A fama de Pierluigi Collina desafia todas as leis da celebridade no esporte. Sua 
 aparência mal- assombrada inclui uma cabeça de Kojak, a palidez de um 
 tuberculoso e olhos arregalados saltando das órbitas. Ele corre como  
um avestruz. Há, porém, uma coisa muito estranha em relação à sua  
celebridade: ele não é atleta, mas um árbitro (FOER, 2005, p. 148).

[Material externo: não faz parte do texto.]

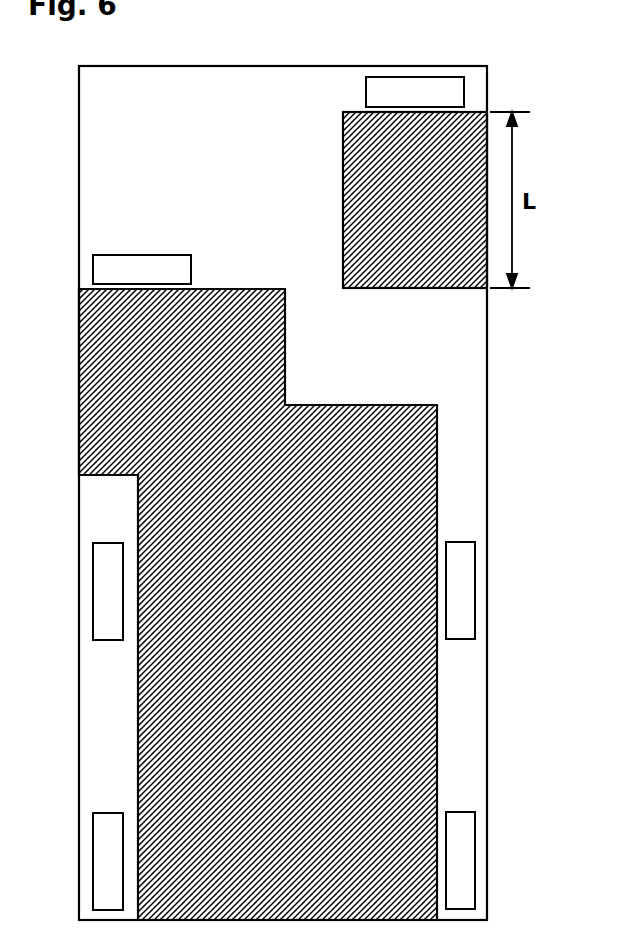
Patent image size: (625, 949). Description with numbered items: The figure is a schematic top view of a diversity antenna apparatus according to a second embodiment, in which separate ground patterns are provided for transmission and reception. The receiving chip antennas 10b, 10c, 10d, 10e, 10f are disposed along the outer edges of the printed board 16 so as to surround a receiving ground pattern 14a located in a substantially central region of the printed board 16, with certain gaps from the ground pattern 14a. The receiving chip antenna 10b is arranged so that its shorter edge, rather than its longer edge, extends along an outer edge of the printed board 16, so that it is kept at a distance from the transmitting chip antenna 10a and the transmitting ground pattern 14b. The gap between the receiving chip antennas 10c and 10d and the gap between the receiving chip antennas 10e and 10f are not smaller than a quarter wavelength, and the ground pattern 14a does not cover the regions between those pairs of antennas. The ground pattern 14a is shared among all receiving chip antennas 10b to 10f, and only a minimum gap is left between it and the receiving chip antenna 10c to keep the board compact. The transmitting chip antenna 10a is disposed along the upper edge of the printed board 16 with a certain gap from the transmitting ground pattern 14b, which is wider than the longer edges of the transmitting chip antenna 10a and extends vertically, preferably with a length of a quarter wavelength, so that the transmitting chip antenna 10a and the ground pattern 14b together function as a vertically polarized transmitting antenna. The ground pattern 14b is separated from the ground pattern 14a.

The transmitting chip antenna 10a is at (420, 76).
The receiving chip antenna 10b is at (146, 255).
The receiving chip antenna 10c is at (94, 592).
The receiving chip antenna 10d is at (94, 862).
The receiving chip antenna 10e is at (475, 858).
The receiving chip antenna 10f is at (475, 590).
The receiving ground pattern 14a is at (300, 912).
The transmitting ground pattern 14b is at (351, 205).
The printed board 16 is at (487, 452).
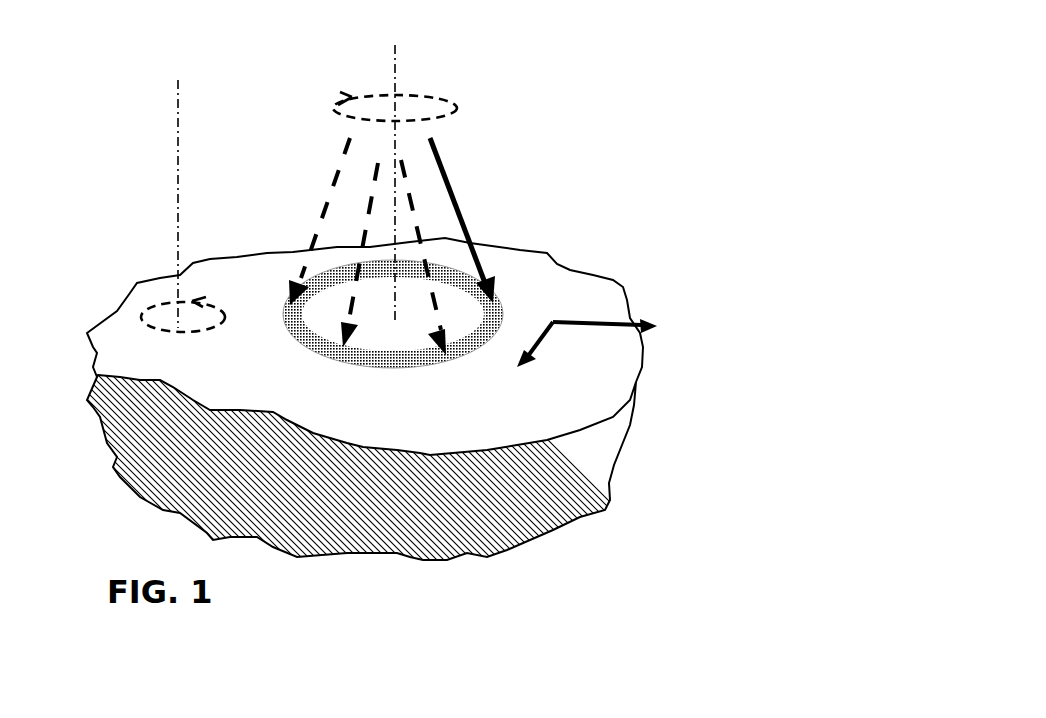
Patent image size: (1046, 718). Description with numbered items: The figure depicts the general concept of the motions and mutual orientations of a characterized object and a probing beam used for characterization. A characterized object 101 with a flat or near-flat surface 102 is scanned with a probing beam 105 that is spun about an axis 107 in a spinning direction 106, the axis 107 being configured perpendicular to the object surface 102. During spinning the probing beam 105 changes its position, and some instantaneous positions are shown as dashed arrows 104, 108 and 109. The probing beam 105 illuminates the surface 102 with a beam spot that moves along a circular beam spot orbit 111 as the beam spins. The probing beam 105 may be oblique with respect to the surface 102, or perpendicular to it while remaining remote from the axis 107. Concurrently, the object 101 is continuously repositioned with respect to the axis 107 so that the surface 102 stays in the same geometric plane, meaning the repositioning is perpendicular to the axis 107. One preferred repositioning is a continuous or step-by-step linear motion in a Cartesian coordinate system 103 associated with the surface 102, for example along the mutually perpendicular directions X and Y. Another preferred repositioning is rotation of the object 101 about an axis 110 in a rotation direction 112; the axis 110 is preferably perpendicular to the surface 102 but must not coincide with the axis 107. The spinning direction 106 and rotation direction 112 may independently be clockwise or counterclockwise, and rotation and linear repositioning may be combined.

Collina é apenas um exemplo, entre vários possíveis, das visíveis expressões de um universo imaginário do futebol que vai além do objetivo de apenas marcar o gol no adversário. A criação de heróis esportivos bem como a construção da ima- gem de profissionais diferenciados, com “superpoderes”, não se atém somente aos jogadores. Os árbitros não estão isentos dos processos que envolvem o espetáculo e o esporte, sintetizado na imagem em que se transformou Collina:

Seu renome hoje é tanto que ele aparece em anúncios da Adidas ao  
lado de David Be- ckham, Zinedine Zidane e outros virtuoses. Páginas  
de moda da revista GQ, assim como incontáveis perfis publicados em
outros periódicos, mostram-no em sua bem cuidada casa de campo,
 brincando alegremente com seus cachorrinhos (idem, ibidem).

Mesmo que timidamente, começa a despontar um interesse por parte de empresas, principalmente dos países do continente europeu, em divulgar e expor suas marcas nas camisas de árbitros e até mesmo a inscrição de seus slogans em instrumentos como as bandeirinhas dos assistentes6. De certo modo, isso revela que a associação de imagens e produtos com a arbitragem se mostra positiva na perspectiva dos patrocinadores, distante de um imaginário punitivo e autoritário, que circunda essa categoria.